Closed IamExperimenting closed 3 years ago
Hi, thanks for your questions.
In order to do multi-object tracking, DeepSORT considers 2 aspects: 1) State estimation/Kalman filtering (location/velocity of your bboxes) 2) Appearance of the pixels within your bboxes. The only "trainable" portion of this will be the model that embeds the appearance of each bbox into an appearance vector. The original repo of deepsort provides an embedder which was trained on a person re-identification dataset, aka, meant for differentiating people. In our repo, we provide (as default) a mobilenetv2 model (pre-trained on ImageNet). Theoretically, it may not be the best at differentiating between objects of the same class, but we found the performance suffice for our applications. That said, this repo is designed with modularity/flexibility such that you are able to provide your own appearance features you deem fit, meaning you can train your own model to differentiate between different IDs of vehicles if you want.
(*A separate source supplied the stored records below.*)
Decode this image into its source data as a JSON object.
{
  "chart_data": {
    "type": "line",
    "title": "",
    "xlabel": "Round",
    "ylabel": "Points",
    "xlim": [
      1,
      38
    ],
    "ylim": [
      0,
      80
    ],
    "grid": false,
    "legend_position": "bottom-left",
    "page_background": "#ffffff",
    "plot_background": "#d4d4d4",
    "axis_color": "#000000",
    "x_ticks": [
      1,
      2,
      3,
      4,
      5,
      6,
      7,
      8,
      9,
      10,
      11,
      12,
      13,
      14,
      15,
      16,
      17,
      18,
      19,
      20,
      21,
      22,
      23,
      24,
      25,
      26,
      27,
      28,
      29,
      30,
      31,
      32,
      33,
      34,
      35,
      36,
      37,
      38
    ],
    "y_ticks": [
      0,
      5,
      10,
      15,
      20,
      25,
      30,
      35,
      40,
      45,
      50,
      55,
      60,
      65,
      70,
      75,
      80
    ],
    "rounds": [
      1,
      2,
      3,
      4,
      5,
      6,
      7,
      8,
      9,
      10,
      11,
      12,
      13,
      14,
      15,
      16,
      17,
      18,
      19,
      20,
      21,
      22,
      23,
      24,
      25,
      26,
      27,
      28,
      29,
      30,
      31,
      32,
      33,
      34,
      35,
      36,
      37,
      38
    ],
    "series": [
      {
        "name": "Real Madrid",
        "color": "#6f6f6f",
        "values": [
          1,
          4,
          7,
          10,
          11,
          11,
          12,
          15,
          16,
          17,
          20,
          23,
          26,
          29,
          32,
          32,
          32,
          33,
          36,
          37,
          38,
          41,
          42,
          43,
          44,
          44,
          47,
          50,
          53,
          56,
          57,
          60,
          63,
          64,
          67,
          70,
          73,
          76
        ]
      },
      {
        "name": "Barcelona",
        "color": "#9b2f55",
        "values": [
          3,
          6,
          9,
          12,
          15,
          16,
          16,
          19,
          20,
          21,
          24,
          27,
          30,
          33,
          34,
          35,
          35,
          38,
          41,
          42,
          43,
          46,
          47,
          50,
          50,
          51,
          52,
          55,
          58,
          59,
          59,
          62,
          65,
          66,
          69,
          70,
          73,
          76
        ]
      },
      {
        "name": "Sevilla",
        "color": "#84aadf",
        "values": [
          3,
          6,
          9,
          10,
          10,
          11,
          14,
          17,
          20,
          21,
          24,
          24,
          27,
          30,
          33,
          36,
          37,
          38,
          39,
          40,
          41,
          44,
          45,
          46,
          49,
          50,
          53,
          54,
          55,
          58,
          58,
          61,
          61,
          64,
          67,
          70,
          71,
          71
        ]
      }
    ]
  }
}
Apologies for the lack of clarify in the README, will spruce it up when I have time. For now, you can refer to the documentation in code, specifically here for your question.
Yup, that is the format update_tracks
expects.
If it helps, you can refer to our code in our other repo to see how we design an object detector inference object: https://github.com/levan92/det2/blob/master/det2/det2.py
I'll be closing this issue, we can re-open this if you have any other questions.
Hi, Firstly, thanks for this wonderful package. I have multiple questions.
Do I need to train the deep sort model for my dataset? or can I directly use your package?
I have a question, in your example, you have mentioned only the bbox
but, in the issue, you have asked the questioner to add all the arguments like bbox, conf score, label, could you please explain us a bit more clearer? https://github.com/levan92/deep_sort_realtime/issues/11#issuecomment-906134900
another question, is it mandatory to pass the bbox in [left,top,w,h] in this format? because my output from the model is [xmin, ymin, xmax, ymax]. Do you want me to convert the coordinates? ( [left,top,w,h] , confidence, detection_class)
is it possible for you to provide some practical demo?